Forse è questo che ci rende umani. Il sentire il dolore degli altri, anche quando non ci tocca personalmente. Forse è solo questo che ci permette di rimanere con i piedi per terra, e non volare con le ambizioni verso qualcosa che non ci appartiene.
I tre Pokémon soffrivano, e solo loro sapevano quanto dolore stessero provando al momento, ma tutti, compreso Lionell, erano riusciti ad immedesimarsi in loro.
Era straziante.
Ma alla fine quell’attesa finì. Lentamente si adagiò sul pavimento la Rossocatena.
Era rovente.
Lionell si avvicinò molto lentamente e la guardò. Le nove pietre si erano fuse.
“Ryan. Ordina a Gallade di usare l’attacco Confusione su questa catena. Questo strumento è la chiave del nostro futuro. Fai in modo che la temperatura si abbassi, poi mi chiami”
“Sissignore”
“Bene. Tra un’ora saremo sulla Vetta Lancia”

Sinceramente, non appena aprì la porta di casa sua, Alma si aspettò di trovarvi Zack.

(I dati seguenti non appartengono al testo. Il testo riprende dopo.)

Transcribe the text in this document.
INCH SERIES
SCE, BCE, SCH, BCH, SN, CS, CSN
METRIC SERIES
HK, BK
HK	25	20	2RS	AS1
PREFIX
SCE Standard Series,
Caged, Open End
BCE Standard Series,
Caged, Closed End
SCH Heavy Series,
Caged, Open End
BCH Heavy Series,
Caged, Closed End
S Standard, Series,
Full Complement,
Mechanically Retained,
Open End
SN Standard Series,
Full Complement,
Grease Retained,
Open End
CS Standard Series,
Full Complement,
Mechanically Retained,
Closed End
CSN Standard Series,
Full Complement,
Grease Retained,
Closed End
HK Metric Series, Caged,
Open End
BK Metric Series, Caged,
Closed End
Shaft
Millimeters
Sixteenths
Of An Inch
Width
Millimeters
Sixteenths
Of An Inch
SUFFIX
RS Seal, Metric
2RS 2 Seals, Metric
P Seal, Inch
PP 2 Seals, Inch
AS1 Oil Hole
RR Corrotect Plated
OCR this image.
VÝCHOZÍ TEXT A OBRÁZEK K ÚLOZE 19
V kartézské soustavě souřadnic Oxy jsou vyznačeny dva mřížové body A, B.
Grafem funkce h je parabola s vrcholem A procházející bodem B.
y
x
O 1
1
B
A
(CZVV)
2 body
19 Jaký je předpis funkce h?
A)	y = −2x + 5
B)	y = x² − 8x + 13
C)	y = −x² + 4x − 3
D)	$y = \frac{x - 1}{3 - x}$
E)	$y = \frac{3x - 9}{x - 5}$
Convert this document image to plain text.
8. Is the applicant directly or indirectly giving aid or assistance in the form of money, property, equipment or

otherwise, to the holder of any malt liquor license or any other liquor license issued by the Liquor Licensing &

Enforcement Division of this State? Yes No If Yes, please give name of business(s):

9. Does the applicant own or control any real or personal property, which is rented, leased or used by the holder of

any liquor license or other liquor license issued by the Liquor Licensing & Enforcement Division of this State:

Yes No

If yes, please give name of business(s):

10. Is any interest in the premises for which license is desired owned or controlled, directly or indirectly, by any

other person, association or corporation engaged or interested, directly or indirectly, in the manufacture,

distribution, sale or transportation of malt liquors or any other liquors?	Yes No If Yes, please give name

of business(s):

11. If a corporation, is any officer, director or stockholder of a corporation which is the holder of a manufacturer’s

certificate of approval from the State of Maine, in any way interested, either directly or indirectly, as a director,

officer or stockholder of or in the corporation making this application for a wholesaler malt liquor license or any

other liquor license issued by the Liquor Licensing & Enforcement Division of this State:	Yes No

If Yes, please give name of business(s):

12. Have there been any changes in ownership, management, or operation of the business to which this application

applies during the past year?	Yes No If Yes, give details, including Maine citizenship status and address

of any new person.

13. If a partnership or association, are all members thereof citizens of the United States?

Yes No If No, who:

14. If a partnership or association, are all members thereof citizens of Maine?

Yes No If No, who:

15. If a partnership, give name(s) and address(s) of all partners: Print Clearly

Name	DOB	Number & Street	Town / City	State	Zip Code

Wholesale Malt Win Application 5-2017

Invece non era lì. Posò la borsa sul tavolo, le buste con la spesa le poggiò per terra, e si staccò il cinturone con le Poké Ball del ragazzo.
Era davvero pesante.
Poi si buttò sul divano, e si levò quelle scarpe, talmente strette da provocarle un sollievo senza precedenti.
Scarpe nuove, il piede avrebbe dovuto modellare la sua forma all’interno di esse.
Con il cinturone sulle gambe, staccò tutte le Poké Ball, prendendole in mano.
Era strana la sensazione di avere in mano i Campioni della Lega.
Sapeva benissimo che non era solo merito loro, ma anche della strategia importantissima utilizzata dall’allenatore, e se Zack era arrivato fin dove era arrivato non era solo per la straripante potenza dei suoi Pokémon, anzi.
Era un abile stratega, e le sue battaglie, studiate anche dai più giovani nell’Accademia Pokémon, erano sempre caratterizzate da continui colpi di scena.
Conosceva benissimo il contenuto di quelle sei sfere, Zack.
Aveva stretto un grosso legame con ognuno di quei Pokémon, e conosceva a memoria ogni loro espressione.
Ricordava di quando aveva catturato Rufflet, quello che poi sarebbe diventato un Braviary.
Raccontava con così tanta espressività le cose che pareva stessero avvenendo davanti ai suoi occhi.
La madre era stata cacciata dai bracconieri, lui da sotto un dirupo vide quell’aquila catturata da un elicottero e portata via con le reti.
Immaginava avesse dei cuccioli. Dei piccoli Rufflet, e decise di arrampicarsi a mani nude sulla parete rocciosa, fino ad arrivare ad una sporgenza.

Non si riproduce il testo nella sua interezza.